Mauad氏は、この研究の資金を提供したプラスチック使用削減を推進する団体であるプラスチック・ヘルス・カウンシルのニュースリリースの中で、「マイクロプラスチックよりもはるかに小さなナノプラスチックは体内に入り込みやすいため、体内のプラスチック粒子の蓄積量はさらに増えるかもしれない」との見方を示している。同氏は、「心配なのは、これらの粒子が細胞に取り込まれて身体の機能に影響を及ぼすことだ」と付け加えている。
この新たな研究は、ブラジルのサンパウロの住民で、死後にルーチンの剖検が実施された15人から採取された脳組織を用いて行われた。死亡時の年齢は33~100歳(平均年齢69.5歳、男性12人)だった。
その結果、15人中8人の脳の嗅球で、合計16個の合成ポリマー(プラスチック)の粒子と繊維(粒子75%、繊維25%)が確認された。合成ポリマーの中で最も多かったのはポリプロピレン(43.8%)であった。マイクロプラスチックの粒子径は5.5〜26.4μm、平均繊維長は21.4μmだった。ポリプロピレンは、包装材から衣料品、家庭用品に至るまで、あらゆるものに使用されている最も一般的なプラスチックだ。研究グループは、「こうした結果は、室内環境が体内に吸い込まれたマイクロプラスチックの主な発生源であることを示唆している」と述べている。
では、マイクロプラスチックはどのようにして脳に侵入するのだろうか。

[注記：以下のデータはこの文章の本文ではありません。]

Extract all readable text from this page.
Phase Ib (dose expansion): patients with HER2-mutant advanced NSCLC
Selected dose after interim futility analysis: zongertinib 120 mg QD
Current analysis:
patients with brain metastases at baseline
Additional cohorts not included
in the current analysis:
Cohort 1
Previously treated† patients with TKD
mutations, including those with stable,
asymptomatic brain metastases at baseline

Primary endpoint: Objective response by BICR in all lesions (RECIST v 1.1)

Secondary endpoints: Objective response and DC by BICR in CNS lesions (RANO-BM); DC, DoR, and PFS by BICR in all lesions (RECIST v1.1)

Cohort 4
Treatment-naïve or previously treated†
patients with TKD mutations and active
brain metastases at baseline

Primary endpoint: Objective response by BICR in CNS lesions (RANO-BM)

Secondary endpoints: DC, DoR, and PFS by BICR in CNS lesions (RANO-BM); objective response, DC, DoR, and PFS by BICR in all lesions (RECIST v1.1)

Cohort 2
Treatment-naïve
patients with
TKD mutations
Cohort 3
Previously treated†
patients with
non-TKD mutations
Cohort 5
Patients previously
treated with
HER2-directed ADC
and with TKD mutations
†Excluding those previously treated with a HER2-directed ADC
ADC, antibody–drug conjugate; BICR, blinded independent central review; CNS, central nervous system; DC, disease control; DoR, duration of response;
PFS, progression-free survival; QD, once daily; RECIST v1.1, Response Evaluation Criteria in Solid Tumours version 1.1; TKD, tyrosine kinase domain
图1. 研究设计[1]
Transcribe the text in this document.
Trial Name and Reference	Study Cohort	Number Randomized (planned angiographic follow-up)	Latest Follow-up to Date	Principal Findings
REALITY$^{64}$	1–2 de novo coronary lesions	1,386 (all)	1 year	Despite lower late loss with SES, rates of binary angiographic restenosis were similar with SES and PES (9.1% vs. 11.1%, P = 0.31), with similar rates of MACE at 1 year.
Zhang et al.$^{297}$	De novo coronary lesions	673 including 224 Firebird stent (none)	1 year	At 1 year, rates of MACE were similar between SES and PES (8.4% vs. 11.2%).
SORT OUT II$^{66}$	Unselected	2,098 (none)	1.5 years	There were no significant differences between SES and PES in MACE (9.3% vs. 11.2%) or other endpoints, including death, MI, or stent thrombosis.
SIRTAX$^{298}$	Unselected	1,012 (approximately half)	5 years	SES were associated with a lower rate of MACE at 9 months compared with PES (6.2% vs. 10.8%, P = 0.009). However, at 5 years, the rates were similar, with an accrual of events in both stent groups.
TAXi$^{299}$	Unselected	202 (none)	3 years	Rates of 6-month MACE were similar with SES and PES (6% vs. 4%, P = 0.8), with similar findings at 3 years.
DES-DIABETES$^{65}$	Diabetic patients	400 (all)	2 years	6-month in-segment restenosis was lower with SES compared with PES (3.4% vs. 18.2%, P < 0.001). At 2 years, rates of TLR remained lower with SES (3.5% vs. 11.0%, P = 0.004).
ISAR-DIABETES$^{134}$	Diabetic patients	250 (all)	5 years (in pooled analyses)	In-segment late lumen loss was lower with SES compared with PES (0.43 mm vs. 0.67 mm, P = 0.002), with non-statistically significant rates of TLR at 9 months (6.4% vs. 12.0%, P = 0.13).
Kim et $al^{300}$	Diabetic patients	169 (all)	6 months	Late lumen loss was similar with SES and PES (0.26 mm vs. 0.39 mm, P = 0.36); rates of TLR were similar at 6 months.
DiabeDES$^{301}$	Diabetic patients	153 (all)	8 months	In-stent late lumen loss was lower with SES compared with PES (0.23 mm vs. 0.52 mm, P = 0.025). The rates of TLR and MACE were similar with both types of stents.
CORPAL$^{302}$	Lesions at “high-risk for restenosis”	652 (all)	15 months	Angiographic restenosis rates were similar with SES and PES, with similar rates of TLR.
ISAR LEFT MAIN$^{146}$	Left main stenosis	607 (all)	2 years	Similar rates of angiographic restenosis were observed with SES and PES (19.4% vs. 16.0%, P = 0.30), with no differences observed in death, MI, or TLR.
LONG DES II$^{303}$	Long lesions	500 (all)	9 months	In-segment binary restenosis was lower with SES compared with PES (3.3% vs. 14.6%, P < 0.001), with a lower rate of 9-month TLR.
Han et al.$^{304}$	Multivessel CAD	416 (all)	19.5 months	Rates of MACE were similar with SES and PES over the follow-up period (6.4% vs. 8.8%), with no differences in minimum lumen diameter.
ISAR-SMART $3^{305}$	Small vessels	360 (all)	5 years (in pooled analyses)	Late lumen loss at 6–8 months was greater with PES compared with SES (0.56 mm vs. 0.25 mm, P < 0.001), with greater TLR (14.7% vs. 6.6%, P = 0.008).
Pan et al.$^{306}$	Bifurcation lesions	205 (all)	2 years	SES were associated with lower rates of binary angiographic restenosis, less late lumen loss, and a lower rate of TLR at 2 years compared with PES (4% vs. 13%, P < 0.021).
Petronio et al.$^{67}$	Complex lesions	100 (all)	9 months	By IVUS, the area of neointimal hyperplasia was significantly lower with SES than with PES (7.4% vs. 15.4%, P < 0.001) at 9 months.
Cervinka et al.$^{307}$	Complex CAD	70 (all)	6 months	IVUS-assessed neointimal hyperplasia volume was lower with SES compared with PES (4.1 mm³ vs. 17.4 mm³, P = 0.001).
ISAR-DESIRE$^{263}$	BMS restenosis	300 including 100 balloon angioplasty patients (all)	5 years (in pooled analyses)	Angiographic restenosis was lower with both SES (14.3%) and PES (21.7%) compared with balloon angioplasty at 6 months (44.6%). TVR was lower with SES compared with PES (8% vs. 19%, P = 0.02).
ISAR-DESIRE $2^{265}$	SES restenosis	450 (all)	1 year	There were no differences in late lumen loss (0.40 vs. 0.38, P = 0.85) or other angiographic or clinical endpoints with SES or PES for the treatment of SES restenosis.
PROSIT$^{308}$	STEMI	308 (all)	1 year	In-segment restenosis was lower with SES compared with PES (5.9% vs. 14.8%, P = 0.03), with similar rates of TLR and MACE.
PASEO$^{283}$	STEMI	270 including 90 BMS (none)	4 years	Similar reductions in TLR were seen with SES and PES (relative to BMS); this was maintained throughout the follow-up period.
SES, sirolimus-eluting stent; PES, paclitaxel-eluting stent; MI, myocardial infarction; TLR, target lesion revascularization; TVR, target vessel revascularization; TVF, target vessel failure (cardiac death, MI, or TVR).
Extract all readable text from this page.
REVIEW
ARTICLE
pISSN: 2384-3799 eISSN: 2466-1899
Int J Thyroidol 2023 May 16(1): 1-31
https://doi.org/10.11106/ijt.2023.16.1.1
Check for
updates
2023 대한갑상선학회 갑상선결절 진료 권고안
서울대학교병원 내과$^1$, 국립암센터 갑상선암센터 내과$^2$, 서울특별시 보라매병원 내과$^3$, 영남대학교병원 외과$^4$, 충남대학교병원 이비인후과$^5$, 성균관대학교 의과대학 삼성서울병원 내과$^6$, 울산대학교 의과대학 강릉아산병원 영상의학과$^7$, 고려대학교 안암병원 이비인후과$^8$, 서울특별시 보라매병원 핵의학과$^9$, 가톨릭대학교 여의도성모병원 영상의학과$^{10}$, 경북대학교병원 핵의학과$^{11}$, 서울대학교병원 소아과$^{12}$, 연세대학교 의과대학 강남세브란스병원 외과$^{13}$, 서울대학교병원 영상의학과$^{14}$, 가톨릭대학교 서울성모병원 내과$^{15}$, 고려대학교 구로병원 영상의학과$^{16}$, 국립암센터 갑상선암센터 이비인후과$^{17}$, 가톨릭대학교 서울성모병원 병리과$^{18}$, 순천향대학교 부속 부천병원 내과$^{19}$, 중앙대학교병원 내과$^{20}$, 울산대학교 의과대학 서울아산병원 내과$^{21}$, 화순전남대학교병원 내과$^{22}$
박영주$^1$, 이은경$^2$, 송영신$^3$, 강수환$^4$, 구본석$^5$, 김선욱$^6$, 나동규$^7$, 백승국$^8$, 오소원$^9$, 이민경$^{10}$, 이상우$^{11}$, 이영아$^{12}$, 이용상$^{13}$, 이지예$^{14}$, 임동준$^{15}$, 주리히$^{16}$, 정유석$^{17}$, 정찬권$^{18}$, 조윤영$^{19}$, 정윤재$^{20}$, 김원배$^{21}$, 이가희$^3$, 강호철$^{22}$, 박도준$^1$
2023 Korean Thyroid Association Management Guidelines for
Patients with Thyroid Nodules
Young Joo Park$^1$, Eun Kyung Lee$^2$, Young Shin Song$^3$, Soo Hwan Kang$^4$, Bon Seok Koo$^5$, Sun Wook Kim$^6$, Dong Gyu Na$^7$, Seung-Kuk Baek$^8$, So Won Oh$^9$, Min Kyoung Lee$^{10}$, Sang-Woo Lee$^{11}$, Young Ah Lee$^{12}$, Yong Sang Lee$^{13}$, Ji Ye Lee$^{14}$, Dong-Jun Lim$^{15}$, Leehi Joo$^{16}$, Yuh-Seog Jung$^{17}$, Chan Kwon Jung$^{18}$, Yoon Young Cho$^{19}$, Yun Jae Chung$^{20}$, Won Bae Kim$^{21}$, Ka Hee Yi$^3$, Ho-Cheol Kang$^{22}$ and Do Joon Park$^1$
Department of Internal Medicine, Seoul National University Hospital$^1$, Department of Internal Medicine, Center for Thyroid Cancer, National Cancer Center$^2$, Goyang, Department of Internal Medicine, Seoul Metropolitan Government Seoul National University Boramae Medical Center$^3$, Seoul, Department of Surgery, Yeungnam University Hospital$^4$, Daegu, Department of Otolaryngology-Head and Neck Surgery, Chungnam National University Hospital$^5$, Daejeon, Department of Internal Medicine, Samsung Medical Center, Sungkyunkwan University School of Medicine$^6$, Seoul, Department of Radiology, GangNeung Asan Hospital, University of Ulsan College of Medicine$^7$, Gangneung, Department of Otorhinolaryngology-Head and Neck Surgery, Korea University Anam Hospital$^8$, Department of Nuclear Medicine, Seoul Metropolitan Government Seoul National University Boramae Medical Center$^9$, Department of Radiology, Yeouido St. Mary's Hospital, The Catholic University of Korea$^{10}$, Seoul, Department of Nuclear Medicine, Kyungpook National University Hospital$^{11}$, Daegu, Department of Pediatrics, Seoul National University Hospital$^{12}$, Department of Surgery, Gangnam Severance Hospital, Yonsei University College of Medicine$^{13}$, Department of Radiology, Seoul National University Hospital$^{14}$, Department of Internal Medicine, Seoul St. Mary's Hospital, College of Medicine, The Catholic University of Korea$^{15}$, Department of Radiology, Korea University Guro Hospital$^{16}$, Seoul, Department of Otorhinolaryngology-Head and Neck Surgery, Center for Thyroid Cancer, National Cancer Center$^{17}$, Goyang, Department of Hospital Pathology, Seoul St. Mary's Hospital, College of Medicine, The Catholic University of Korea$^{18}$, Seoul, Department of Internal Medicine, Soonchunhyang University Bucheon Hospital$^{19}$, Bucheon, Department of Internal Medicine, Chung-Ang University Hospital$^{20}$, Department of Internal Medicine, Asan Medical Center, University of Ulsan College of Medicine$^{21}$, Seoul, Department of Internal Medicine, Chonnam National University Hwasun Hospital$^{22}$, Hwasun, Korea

Amato-Lourenco氏らは、鼻粘膜が脳脊髄液と相互作用し、鼻の奥の骨構造(篩骨)の微細な「穿孔」を介してマイクロプラスチックが嗅球に侵入する可能性を指摘している。この研究には関与していない米ロングアイランド・ジューイッシュ医療センターのWells Brambl氏は、「鼻で呼吸するとき、嗅神経が直接的な知覚メカニズムとして吸い込んだプラスチック粒子を検知し、反応する。そこにはBBBは存在しないことから、脳への直接的なアクセスがもたらされる。そして最も重要なのは、嗅神経の真上には意識の中枢と考えられている前頭葉と前頭前野があることだ」と説明する。
マイクロプラスチックが脳の健康に影響を与える可能性について、Amato-Lourenco氏らは「まだ不明」としているものの、「可能性はある」との見方を示している。同氏らは、「脳におけるマイクロプラスチックに起因する神経毒性作用の可能性と、プラスチックによる環境汚染の広がりを考慮すると、パーキンソン病や筋萎縮性側索硬化症(ALS)などの神経変性疾患の有病率が増加している状況下では、今回の研究結果は懸念をもたらすものだ」と述べている。